Some theorists focus on presumed built-in reward systems of the games to explain their potentially addictive nature. In reference to gamers such as one suicide in China, the head of one software association was quoted, ‘In the hypothetical world created by such games, they become confident and gain satisfaction, which they cannot get in the real world.’ Ferguson, Coulson and Barnett in a meta-analytic review of the research, concluded that the evidence suggests that video game addiction arises out of other mental health problems, rather than causing them. Thus it is unclear whether video game addiction should be considered a unique diagnosis.

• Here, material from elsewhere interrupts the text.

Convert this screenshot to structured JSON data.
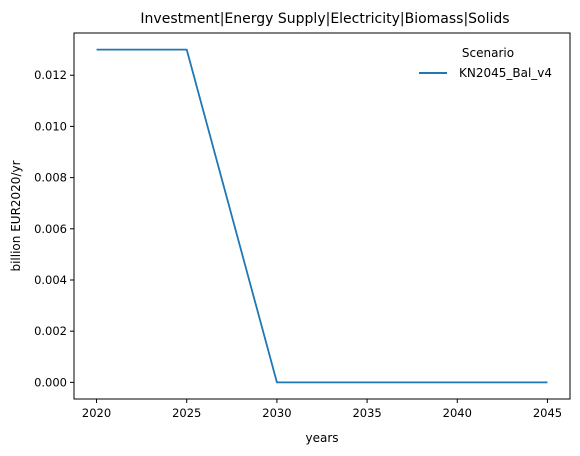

Researchers at the University of Rochester and Immersyve, Inc. (a Celebration, Florida, computer gaming Think-tank) investigated what motivates gamers to continue playing video games. According to lead investigator Richard Ryan, they believe that players play for more reasons than fun alone. Ryan, a motivational psychologist at Rochester, says that many video games satisfy basic psychological needs, and players often continue to play because of rewards, freedom, and a connection to other players.
Globally, there have been deaths caused directly by exhaustion from playing games for excessive periods of time. In 2007, it was reported that Xu Yan died in Jinzhou after playing online games persistently for over 2 weeks during the Lunar New Year holiday. Later 2007 reports indicated that a 30-year-old man died in Guangzhou after playing video games continuously for three days. The suicide of a young Chinese boy in the Tianjin municipality has highlighted once more the growing dangers of game addiction, when those responsible do not understand or notice the risks of unhealthy play. Xiao Yi was thirteen when he threw himself from the top of a twenty-four story tower block in his home town, leaving notes that spoke of his addiction and his hope of being reunited with fellow cyber-players in heaven. The suicide notes were written through the eyes of a gaming character. His parents, who had noticed with growing concern his affliction, weren’t mentioned in the letters.